Former Sun editor Kelvin MacKenzie has launched a social media service to help consumers name and shame companies that fail to respond to complaints.
The platform, called A Spokesman Said, lets consumers sign up and publish complaints about companies that mistreat them.
Once the complaint is approved and published, a virtual countdown clock starts ticking to measure the time it takes for the company to respond. Companies have two days to respond.
They are then ranked and penalised according to a “Customer Powerscore”, based on their response speed and whether the complainant is satisfied with their response.
Users of the site have to sign up using their real identities, and are encouraged to upload evidence such as pictures and Youtube links to support their complaints.
MacKenzie said: “As an editor I know the power of publicity to force companies and politicians to do the right thing.
“Now we are putting that power directly into the hands of the man or woman in the street.
“This is something I have been thinking about for over thirty years.
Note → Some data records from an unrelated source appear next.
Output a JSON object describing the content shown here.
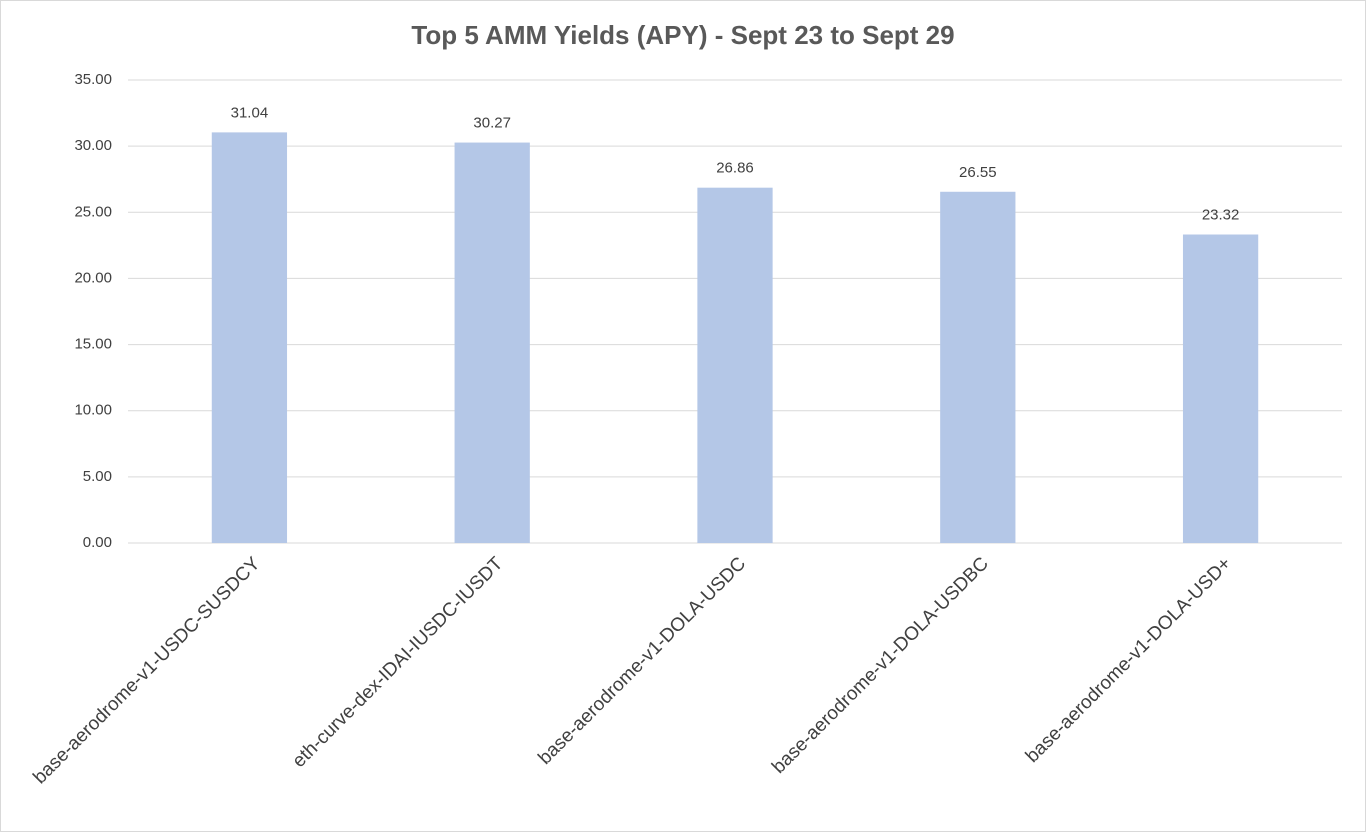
{
  "chart_data": {
    "type": "bar",
    "title": "Top 5 AMM Yields (APY) - Sept 23 to Sept 29",
    "categories": [
      "base-aerodrome-v1-USDC-SUSDCY",
      "eth-curve-dex-IDAI-IUSDC-IUSDT",
      "base-aerodrome-v1-DOLA-USDC",
      "base-aerodrome-v1-DOLA-USDBC",
      "base-aerodrome-v1-DOLA-USD+"
    ],
    "values": [
      31.04,
      30.27,
      26.86,
      26.55,
      23.32
    ],
    "color": "#b4c7e7",
    "ylim": [
      0,
      35
    ],
    "yticks": [
      {
        "value": 0,
        "label": "0.00"
      },
      {
        "value": 5,
        "label": "5.00"
      },
      {
        "value": 10,
        "label": "10.00"
      },
      {
        "value": 15,
        "label": "15.00"
      },
      {
        "value": 20,
        "label": "20.00"
      },
      {
        "value": 25,
        "label": "25.00"
      },
      {
        "value": 30,
        "label": "30.00"
      },
      {
        "value": 35,
        "label": "35.00"
      }
    ],
    "grid": true
  }
}
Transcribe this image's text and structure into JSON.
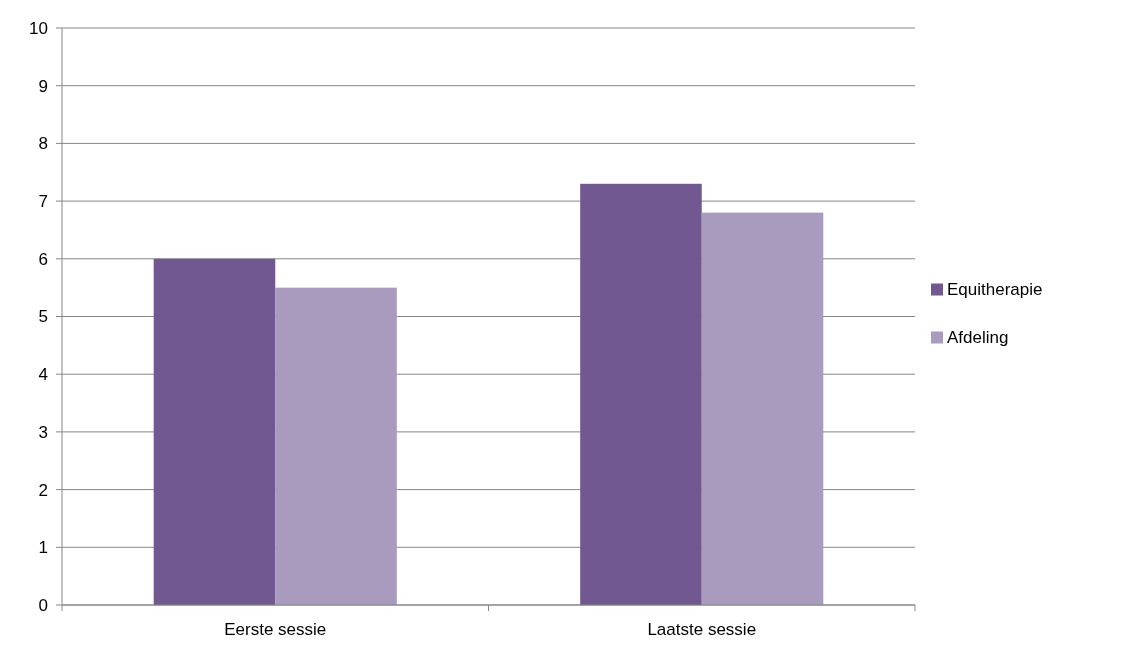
{
  "chart_data": {
    "type": "bar",
    "categories": [
      "Eerste sessie",
      "Laatste sessie"
    ],
    "series": [
      {
        "name": "Equitherapie",
        "color": "#715890",
        "values": [
          6,
          7.3
        ]
      },
      {
        "name": "Afdeling",
        "color": "#a99bbd",
        "values": [
          5.5,
          6.8
        ]
      }
    ],
    "ylim": [
      0,
      10
    ],
    "yticks": [
      0,
      1,
      2,
      3,
      4,
      5,
      6,
      7,
      8,
      9,
      10
    ],
    "grid": "y",
    "legend": "right"
  }
}
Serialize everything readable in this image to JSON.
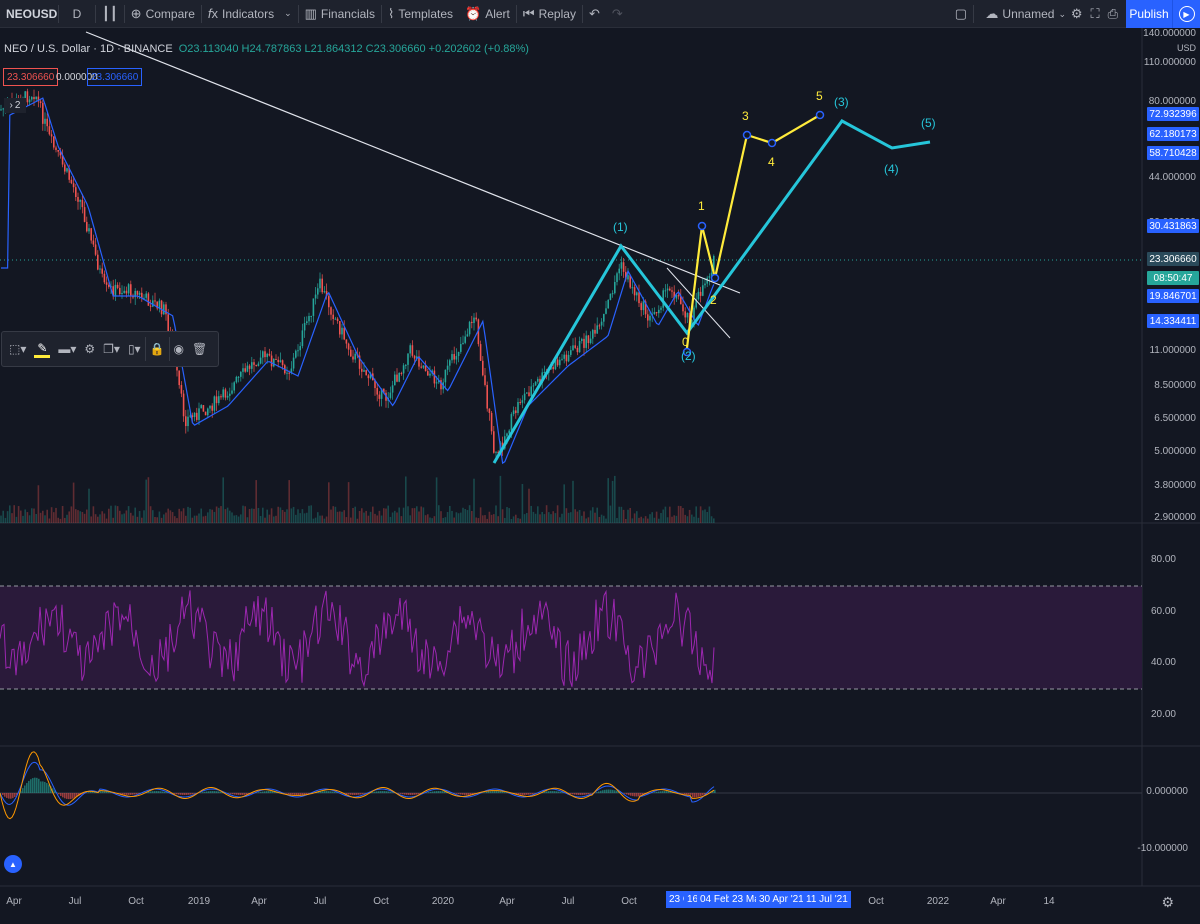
{
  "toolbar": {
    "symbol": "NEOUSD",
    "interval": "D",
    "compare": "Compare",
    "indicators": "Indicators",
    "financials": "Financials",
    "templates": "Templates",
    "alert": "Alert",
    "replay": "Replay",
    "layout_name": "Unnamed",
    "publish": "Publish"
  },
  "legend": {
    "symbol_line": "NEO / U.S. Dollar · 1D · BINANCE",
    "ohlc": "O23.113040 H24.787863 L21.864312 C23.306660 +0.202602 (+0.88%)",
    "chip_red": "23.306660",
    "chip_zero": "0.000000",
    "chip_blue": "23.306660",
    "collapse": "2"
  },
  "price_axis": {
    "unit": "USD",
    "labels": [
      "140.000000",
      "110.000000",
      "80.000000",
      "44.000000",
      "30.000000",
      "11.000000",
      "8.500000",
      "6.500000",
      "5.000000",
      "3.800000",
      "2.900000"
    ],
    "tags": [
      {
        "text": "72.932396",
        "color": "#2962ff"
      },
      {
        "text": "62.180173",
        "color": "#2962ff"
      },
      {
        "text": "58.710428",
        "color": "#2962ff"
      },
      {
        "text": "30.431863",
        "color": "#2962ff"
      },
      {
        "text": "23.306660",
        "color": "#2a4a5a"
      },
      {
        "text": "08:50:47",
        "color": "#26a69a"
      },
      {
        "text": "19.846701",
        "color": "#2962ff"
      },
      {
        "text": "14.334411",
        "color": "#2962ff"
      }
    ]
  },
  "rsi_axis": {
    "labels": [
      "80.00",
      "60.00",
      "40.00",
      "20.00"
    ],
    "upper": 70,
    "lower": 30
  },
  "macd_axis": {
    "labels": [
      "0.000000",
      "-10.000000"
    ]
  },
  "time_axis": {
    "labels": [
      "Apr",
      "Jul",
      "Oct",
      "2019",
      "Apr",
      "Jul",
      "Oct",
      "2020",
      "Apr",
      "Jul",
      "Oct",
      "Oct",
      "2022",
      "Apr",
      "14"
    ],
    "tags": [
      "23 C",
      "16",
      "04 Feb '2",
      "23 Mar",
      "30 Apr '21",
      "11 Jul '21"
    ]
  },
  "wave_labels": {
    "cyan": [
      "(1)",
      "(2)",
      "(3)",
      "(4)",
      "(5)"
    ],
    "yellow": [
      "0",
      "1",
      "2",
      "3",
      "4",
      "5"
    ]
  },
  "colors": {
    "background": "#131722",
    "cyan_wave": "#26c6da",
    "yellow_wave": "#ffeb3b",
    "ma_line": "#2962ff",
    "rsi_line": "#9c27b0",
    "rsi_band": "#2a1a3a",
    "up": "#26a69a",
    "down": "#ef5350"
  }
}
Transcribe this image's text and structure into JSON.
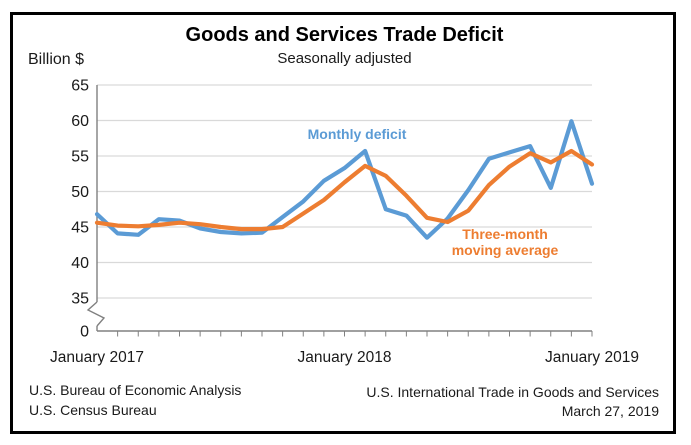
{
  "header": {
    "title": "Goods and Services Trade Deficit",
    "subtitle": "Seasonally adjusted"
  },
  "axes": {
    "y_title": "Billion $",
    "y_ticks": [
      0,
      35,
      40,
      45,
      50,
      55,
      60,
      65
    ],
    "x_tick_labels": [
      {
        "index": 0,
        "label": "January 2017"
      },
      {
        "index": 12,
        "label": "January 2018"
      },
      {
        "index": 24,
        "label": "January 2019"
      }
    ]
  },
  "chart_data": {
    "type": "line",
    "title": "Goods and Services Trade Deficit",
    "subtitle": "Seasonally adjusted",
    "ylabel": "Billion $",
    "ylim": [
      0,
      65
    ],
    "y_axis_break_between": [
      0,
      35
    ],
    "grid": true,
    "legend": "inline-labels",
    "categories": [
      "January 2017",
      "February 2017",
      "March 2017",
      "April 2017",
      "May 2017",
      "June 2017",
      "July 2017",
      "August 2017",
      "September 2017",
      "October 2017",
      "November 2017",
      "December 2017",
      "January 2018",
      "February 2018",
      "March 2018",
      "April 2018",
      "May 2018",
      "June 2018",
      "July 2018",
      "August 2018",
      "September 2018",
      "October 2018",
      "November 2018",
      "December 2018",
      "January 2019"
    ],
    "series": [
      {
        "name": "Monthly deficit",
        "color": "#5B9BD5",
        "values": [
          46.8,
          44.1,
          43.9,
          46.1,
          45.9,
          44.8,
          44.3,
          44.1,
          44.2,
          46.4,
          48.6,
          51.5,
          53.3,
          55.7,
          47.5,
          46.6,
          43.5,
          46.2,
          50.2,
          54.6,
          55.5,
          56.4,
          50.5,
          59.9,
          51.1
        ]
      },
      {
        "name": "Three-month moving average",
        "color": "#ED7D31",
        "values": [
          45.6,
          45.2,
          45.1,
          45.3,
          45.6,
          45.4,
          45.0,
          44.7,
          44.7,
          45.0,
          46.9,
          48.8,
          51.3,
          53.6,
          52.2,
          49.4,
          46.3,
          45.7,
          47.3,
          50.9,
          53.5,
          55.4,
          54.1,
          55.7,
          53.8
        ]
      }
    ]
  },
  "annotations": {
    "monthly_label": "Monthly deficit",
    "ma_label_line1": "Three-month",
    "ma_label_line2": "moving average"
  },
  "footer": {
    "left_line1": "U.S. Bureau of Economic Analysis",
    "left_line2": "U.S. Census Bureau",
    "right_line1": "U.S. International Trade in Goods and Services",
    "right_line2": "March 27, 2019"
  },
  "colors": {
    "monthly_line": "#5B9BD5",
    "moving_average_line": "#ED7D31",
    "gridline": "#D9D9D9",
    "axis": "#808080",
    "text": "#1a1a1a",
    "border": "#000000"
  }
}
Thanks to social media and web technology we can now really make it work on a big scale.”
MacKenzie’s new venture coincides with his return to The Sun as a columnist. He is best known for editing The Sun from 1981 to 1994.
Since leaving The Sun MacKenzie has written for the Telegraph and the Daily Mail, and has invested in private media ventures.
He sold the video rights company Base 39, which he founded with his son Ashley, for £50m last year.
A Spokesman Said is funded personally by Kelvin MacKenzie and a group of private backers. City AM have reported that Rupert Murdoch is among those backing him.